Prior to the 1930s, the English law on abortion had never been completely clarified and the only concrete law in place was the Infant Life Preservation Act in 1929 which made illegal the intent to destroy the life of a child prior to being born independent of its mother. More specifically, it created a new crime of killing a viable fetus (at that time fixed at 28 weeks) in all cases except when the woman’s life was at risk. However, it was not clear whether it would be legal to terminate for the same reason before 28 weeks. As a result, fifteen percent of maternal deaths were caused by illegal abortions; “A high percentage of maternal mortality is due to attempted abortion ….. We, as a House of Commons and as a nation, must face up to that fact today.”1 Consequently, during the 1930s, women’s groups and Members of Parliament (MPs) were deeply concerned about the great loss of life and damage to health resulting from unsafe, illegal abortion. The Conference of Co-operative Women was the first organization to pass a resolution (1934) calling for the legalization of abortion, resulting in The Abortion Law Reform Association being established in 1936. 2
This brings us to 1938; in April, a 14-year-old girl was assaulted in England by several troopers of the Royal Horse Guard. Her assault resulted in a pregnancy. The young girl was eventually referred to Dr. Alex Bourne, a distinguished gynecologist at the time. After a week of observation, Dr. Bourne curetted her in a public hospital. Shortly thereafter, he notified the police of his actions and invited them to take whatever action they see just. The attorney general ordered the operation unlawful and brought Dr. Bourne to trial. Dr. Bourne was charged with unlawfully using an instrument with intent to procure a miscarriage, charged under section 58 of the Offences against the Person Act 1861.
Dr. Bourne justified his act by placing emphasis on the distinguishment of the danger to life and danger to health – in this case, the danger to the fetus in relation to danger to the health of the mother (whether that be physical or mental). "I cannot draw a line between danger to life and danger to health," he said. "If we wait for danger to life the woman is past assistance."3 This case is unique in many ways, and it holds many characteristics that ultimately decided its verdict. The question of when in the span of a pregnancy it is illegal to terminate a fetus is considered illegal was unclear. The question of if it was justifiable to perform an abortion where there was a danger to the health of the mother was being weighed – while there may not be an immediate danger to her physical health, there certainly was to her mental health that could be carried the rest of her life. Finally, Dr. Bourne had the support of 3 experts in the medical field, and most importantly, Dr. Bourne took the case for humanitarian reasons and did not receive compensation.
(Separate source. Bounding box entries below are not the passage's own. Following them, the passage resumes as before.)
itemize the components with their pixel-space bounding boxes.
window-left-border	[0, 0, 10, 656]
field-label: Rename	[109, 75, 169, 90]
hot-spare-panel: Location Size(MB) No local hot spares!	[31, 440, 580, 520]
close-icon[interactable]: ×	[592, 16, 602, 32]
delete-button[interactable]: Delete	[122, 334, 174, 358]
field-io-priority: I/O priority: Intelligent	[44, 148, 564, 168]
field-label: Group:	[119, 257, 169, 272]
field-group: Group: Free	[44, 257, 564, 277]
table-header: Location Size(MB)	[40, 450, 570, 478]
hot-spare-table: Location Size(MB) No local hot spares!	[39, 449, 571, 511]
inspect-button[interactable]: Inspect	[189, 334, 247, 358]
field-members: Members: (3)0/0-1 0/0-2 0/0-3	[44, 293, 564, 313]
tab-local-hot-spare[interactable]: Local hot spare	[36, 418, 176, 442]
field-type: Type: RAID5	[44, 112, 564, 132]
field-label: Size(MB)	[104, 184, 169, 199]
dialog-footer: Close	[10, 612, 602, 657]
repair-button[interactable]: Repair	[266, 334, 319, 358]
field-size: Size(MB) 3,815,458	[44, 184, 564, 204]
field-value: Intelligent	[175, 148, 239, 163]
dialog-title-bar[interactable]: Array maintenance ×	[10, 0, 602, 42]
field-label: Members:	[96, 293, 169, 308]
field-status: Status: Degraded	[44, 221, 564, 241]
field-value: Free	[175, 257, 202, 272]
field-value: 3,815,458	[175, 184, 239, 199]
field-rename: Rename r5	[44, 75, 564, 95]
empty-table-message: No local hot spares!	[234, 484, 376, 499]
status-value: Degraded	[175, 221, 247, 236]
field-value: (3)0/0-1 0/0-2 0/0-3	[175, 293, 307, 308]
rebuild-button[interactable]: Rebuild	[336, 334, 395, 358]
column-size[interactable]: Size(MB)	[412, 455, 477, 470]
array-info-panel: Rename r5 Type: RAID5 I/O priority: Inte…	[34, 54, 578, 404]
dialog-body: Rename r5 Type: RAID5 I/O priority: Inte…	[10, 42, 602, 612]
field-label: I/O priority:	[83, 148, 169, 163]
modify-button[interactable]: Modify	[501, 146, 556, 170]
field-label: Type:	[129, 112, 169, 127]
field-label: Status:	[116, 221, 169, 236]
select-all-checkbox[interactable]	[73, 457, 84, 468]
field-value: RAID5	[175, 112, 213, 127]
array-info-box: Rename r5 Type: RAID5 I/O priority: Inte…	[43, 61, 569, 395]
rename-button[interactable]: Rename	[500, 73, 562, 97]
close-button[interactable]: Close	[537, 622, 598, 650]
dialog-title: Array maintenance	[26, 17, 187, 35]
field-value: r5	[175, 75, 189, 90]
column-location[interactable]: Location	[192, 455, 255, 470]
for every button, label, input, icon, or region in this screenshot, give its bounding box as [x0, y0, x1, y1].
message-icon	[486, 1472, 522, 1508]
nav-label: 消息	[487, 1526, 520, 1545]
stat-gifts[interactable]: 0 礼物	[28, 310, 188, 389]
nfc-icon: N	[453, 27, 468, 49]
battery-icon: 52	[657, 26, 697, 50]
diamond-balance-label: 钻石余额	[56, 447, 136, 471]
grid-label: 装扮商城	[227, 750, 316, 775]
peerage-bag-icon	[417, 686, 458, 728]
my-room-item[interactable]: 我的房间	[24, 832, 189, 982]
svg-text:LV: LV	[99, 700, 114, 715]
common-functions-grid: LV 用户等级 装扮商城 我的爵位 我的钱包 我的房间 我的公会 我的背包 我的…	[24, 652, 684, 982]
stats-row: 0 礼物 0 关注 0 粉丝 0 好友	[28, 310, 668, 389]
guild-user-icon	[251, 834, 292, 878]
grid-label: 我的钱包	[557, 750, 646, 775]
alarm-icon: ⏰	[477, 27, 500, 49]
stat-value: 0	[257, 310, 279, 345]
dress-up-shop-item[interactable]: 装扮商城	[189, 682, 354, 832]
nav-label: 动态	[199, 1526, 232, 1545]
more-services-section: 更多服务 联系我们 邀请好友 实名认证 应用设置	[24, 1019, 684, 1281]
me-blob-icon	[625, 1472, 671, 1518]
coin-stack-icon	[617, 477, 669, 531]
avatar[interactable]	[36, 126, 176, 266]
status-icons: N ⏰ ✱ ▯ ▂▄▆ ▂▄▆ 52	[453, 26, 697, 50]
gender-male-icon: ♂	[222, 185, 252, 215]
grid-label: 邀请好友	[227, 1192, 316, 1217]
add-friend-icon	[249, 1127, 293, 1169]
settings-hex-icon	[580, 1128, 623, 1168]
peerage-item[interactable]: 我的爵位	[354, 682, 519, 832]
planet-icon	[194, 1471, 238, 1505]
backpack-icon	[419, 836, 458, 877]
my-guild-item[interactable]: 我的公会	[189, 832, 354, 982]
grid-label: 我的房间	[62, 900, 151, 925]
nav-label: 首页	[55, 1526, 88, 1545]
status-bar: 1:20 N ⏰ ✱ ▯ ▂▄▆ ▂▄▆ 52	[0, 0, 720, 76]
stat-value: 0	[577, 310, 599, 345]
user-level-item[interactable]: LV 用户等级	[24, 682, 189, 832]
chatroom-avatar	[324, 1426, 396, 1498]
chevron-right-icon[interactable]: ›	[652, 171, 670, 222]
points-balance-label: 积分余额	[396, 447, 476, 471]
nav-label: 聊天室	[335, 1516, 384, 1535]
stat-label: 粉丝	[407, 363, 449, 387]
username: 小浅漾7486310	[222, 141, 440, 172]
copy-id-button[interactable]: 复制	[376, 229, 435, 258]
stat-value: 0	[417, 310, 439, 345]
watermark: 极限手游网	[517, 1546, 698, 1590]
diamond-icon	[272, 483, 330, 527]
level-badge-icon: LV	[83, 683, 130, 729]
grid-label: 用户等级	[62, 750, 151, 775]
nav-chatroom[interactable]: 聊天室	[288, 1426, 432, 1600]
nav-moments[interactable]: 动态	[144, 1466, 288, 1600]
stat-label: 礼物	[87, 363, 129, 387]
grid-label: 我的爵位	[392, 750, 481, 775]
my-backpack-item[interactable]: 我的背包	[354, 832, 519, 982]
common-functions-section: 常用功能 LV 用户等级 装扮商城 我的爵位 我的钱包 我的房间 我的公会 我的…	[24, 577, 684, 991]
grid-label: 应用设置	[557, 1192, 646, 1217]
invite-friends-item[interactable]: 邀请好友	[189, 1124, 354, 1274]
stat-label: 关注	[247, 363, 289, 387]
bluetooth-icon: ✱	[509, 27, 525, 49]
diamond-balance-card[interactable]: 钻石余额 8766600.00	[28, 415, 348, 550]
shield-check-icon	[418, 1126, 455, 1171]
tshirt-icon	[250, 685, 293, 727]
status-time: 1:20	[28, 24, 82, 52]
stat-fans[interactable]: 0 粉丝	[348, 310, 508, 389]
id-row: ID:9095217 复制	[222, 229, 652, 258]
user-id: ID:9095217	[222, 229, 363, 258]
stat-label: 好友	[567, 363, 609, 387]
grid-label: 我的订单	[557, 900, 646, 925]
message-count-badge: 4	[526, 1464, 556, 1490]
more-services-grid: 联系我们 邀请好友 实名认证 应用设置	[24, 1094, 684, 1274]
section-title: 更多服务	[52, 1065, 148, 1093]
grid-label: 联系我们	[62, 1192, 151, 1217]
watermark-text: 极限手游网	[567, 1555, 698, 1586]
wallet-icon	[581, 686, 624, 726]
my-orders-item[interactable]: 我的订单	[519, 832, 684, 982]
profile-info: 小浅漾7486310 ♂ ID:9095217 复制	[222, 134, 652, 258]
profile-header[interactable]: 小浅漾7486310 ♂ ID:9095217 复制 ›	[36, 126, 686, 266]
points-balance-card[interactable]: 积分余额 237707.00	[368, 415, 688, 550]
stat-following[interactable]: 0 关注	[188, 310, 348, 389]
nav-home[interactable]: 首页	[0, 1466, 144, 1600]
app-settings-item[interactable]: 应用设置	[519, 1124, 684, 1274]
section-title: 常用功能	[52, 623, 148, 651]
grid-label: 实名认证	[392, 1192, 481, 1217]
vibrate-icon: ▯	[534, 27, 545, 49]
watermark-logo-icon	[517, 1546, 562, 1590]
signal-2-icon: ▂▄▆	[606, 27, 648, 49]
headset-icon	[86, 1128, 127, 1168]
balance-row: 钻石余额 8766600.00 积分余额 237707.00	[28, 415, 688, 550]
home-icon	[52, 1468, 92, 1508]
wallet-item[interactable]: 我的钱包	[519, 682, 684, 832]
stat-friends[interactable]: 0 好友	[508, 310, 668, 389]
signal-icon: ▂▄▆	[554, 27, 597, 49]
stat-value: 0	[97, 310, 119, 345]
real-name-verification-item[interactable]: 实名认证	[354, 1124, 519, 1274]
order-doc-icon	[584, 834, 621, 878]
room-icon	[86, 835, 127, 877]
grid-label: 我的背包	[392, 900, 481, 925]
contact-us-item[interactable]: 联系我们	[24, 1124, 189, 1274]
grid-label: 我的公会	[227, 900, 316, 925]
Ultimately, the judge and jury came to the verdict of Not Guilty. They ruled there needs to be a distinction between the preservation of life and the preservation of health when determining the legality of abortion, further ruling this case was performed not for the purpose only to preserve life. The unique characteristics of this case, most importantly, the prominent danger to the mother’s mental health were very important to the groundbreaking verdict.4
Moreover, the famously labeled “Bourne Judgement” presented many advancements in terms of British abortion reform as well as some possible limitations that are discussed and critiqued in “A disastrous blow’: psychiatric risk, social indicators and medical authority in abortion reform in post-war Britain” a scholarly journal written by Sarah Crook in 2020. 5
For instance, Judge Macnaghten used a variety of non-medical language in his ruling such as, “‘If pregnancy is likely to make the woman a physical or mental wreck’ the judge concluded, ‘the jury is entitled to take the view that a doctor, who in the circumstances and led by his belief operates, is operating for the purpose of preserving the life of the mother’.6 Hailed by psychiatrist Montague Joyston-Bechal as a ‘typical example of the maturity of the English legal system’, the term ‘mental wreck’ was described as ‘picturesque rather than precise.’”7
This ambiguity can be viewed as either a strength or weakness; a strength in the sense that it allows the law to be more widely interpreted, yet a weakness as it offers very little guidance and therefore discourages a doctor to carry on with termination unless the wreck is extreme. “The term thus allowed for some clinical autonomy. Nonetheless, the phrase was a cause of consternation and was criticized for being ‘scarcely scientific’”8 Further, the Bourne Judgement was followed with a variety of interpretations where some doctors would perform abortions if the possibility of mental illness was apparent whereas others would only perform abortions if there was distinct evidence of mental illness already present – still allowing psychiatrists leeway when implicating mental health in abortion judgments. Psychiatrist James Arkle reflected in 1957 that Macnaghten’s phrase ‘mental wreck’ was important for psychiatrists in that it ‘makes it justifiable for him to recommend termination if he honestly believes that continuation of a pregnancy will make a woman a mental wreck. Lesser degrees of emotional upset are not enough, nor are social disturbances of any magnitude nor eugenic forebodings of any kind’.9
Overall, against this limited interpretation of Macnaghten’s statement, the Bourne Judgment can be seen as a prominent extension and expansion of the concept of risk in abortion cases and is a significant case to display developments in reproductive justice in the early 20th century.